“I don’t make history. I am history”
Joan Baez
As with many quotes, I begin my pieces with this one is tangential. In fact, it is so tangential that I may not be able to twist it around to the topic but I liked it so much after reading it in a recent New York Times (NYT) interview with her I had to use it.
I suppose one could easily make “running away” a metaphor for staying in the closet and this may have been the case for me personally way back when. Perhaps a physical running away was what my moving to Denver in 1972 with a straight woman and three other closeted gay men was really all about. None of us on this sojourn to the Queen City of the Plains were “out” to any of the others but suspicions were running high. Give us a bit of a break though since the powerful ripples created by Stonewall had yet to make it in any big way to the middle part of America we were fleeing from.

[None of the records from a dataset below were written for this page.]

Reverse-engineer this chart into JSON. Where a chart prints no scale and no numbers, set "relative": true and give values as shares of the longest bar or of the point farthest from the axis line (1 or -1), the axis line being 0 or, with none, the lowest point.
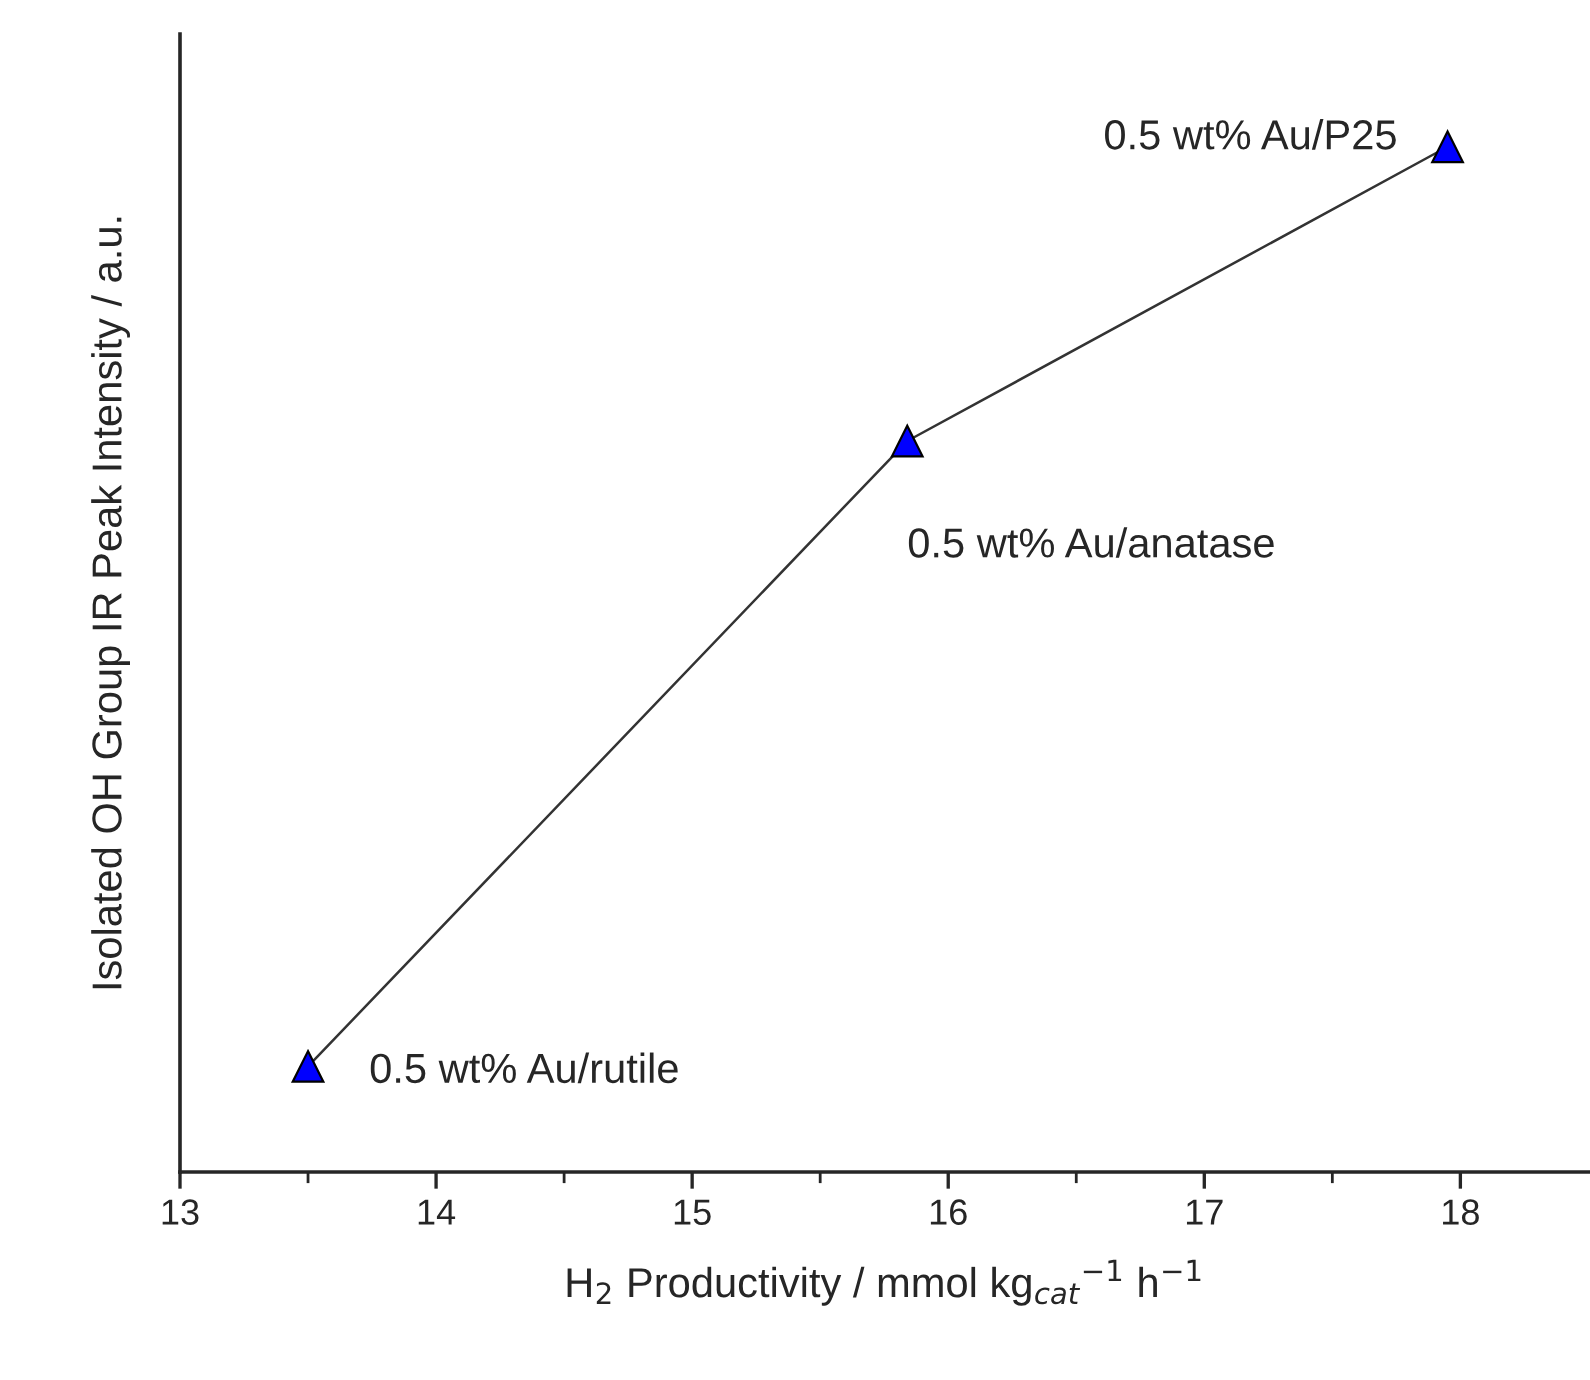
{
  "chart_data": {
    "type": "line",
    "relative": true,
    "xlabel": "H$_{2}$ Productivity / mmol kg$_{cat}$$^{−1}$ h$^{−1}$",
    "ylabel": "Isolated OH Group IR Peak Intensity / a.u.",
    "x": [
      13.5,
      15.84,
      17.95
    ],
    "series": [
      {
        "color": "#0000ff",
        "values": [
          0.103,
          0.713,
          1
        ]
      }
    ],
    "marker": "triangle",
    "line_style": "solid",
    "grid": false,
    "legend": false,
    "xlim": [
      13,
      18.5
    ],
    "xticks": [
      13,
      14,
      15,
      16,
      17,
      18
    ],
    "annotations": [
      {
        "text": "0.5 wt% Au/rutile",
        "x": 13.5,
        "y": 0.103
      },
      {
        "text": "0.5 wt% Au/anatase",
        "x": 15.84,
        "y": 0.713
      },
      {
        "text": "0.5 wt% Au/P25",
        "x": 17.95,
        "y": 1
      }
    ]
  }
}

Though I pretty much was over any running away from being queer by the mid-1970’s I have still managed to do my fair share of running away in other areas of my life. I could have for example jumped-in head first to Radical Fairie politics and I think probably have actually moved in with Harry Hay and John Burnside or at least hitched my wagon to that trip in a much more intense way than I did. Harry ever so subtly over the years was always encouraging me to do more implying that I was not living up to my queer potential.
Running away though may have its advantages at times. For me in 1980 falling in love with the man who would be my loving companion until his death in 1995 had many advantages. This choice of staying in Denver rather than picking up and moving to L.A. to be near and much more involved with Hay and the Radical Fairies worked out well. And let’s face it I think I made a much better nurse than I would have made a full-time Queer Activist even one in the orbit of the mercurial and prophetic Harry Hay.
I could go on about other areas where I have turned tail and headed for the hills but enough about me. The newspaper the Wichita Eagle first reported this past week the death in Wichita Kansas of Adrian Lamo at the age of 37. Yes, I will be quoting from the Wichita Eagle which will probably never happen again though remember the Koch Brothers are also from Wichita, with Koch Industries based there, so never say never.
Lamo was a very adept hacker. Most notably he hacked into the NYT and Microsoft among others in the early 2000’s and was convicted of computer fraud in 2004.
His greatest notoriety though came from turning Chelsea Manning into the Feds in 2010. Manning had shared with him that she had turned over to Wikileaks a large trove of classified documents pertaining to the U.S. involvement in Iraq and Afghanistan including clear evidence of American war crimes.
Manning had reached out to Lamo as someone she thought she could trust admiring, I suppose, his brazen hacks into very powerful organizations. And perhaps and I am speculating here she felt she could trust someone with clear ties to the LGBTQ community. The San Francisco Board of Supervisors had in 1998 appointed Lamo to the City’s LGBTQQ Youth task forcefile://localhost/. https/::www.wired.com:story:adrian-lamo-has-passed-away-at-37:
Lamo testified against Manning at her trial in 2013 and she was subsequently sentenced to 35 years in federal prison. This was the harshest sentence ever for a whistleblower. Barack Obama though commuted her sentence in 2016. A full pardon with honors and recognition as a true patriot would have been more appropriate but we’ll take the reduced sentence.
Quoting a friend of Lamo’s, one Lorraine Murphy, from the Wichita Eagle piece of March 16th, 2018 she described him “as someone who bounced around a great deal… He was a believer in the geographic cure. Whatever goes wrong in your life, moving will make it better.” http://www.kansas.com/news/local/article205629184.html
The “geographic cure” is something synonymous I would say with “running away” and engaged in I suspect in a disproportionate manner historically by queer folk everywhere.
Lamo was quite open apparently about queer aspects of his life but he seems to have been a poor soul often running away from something. I certainly do not know enough about the man to speculate what sort of ghosts were chasing him. Unfortunately, he is now dead and Chelsea Manning is alive and thriving and running for elected office in Virginia. Maybe the better part of valor is to face things head-on and not pick up and run away.
And though she may think she is no longer making history Joan Baez has never as far as I can tell ever run away from anything and neither did Chelsea Manning. Both women are heroines I can try to emulate in my own life and invoke when the temptation to run away presents itself, as it certainly will again.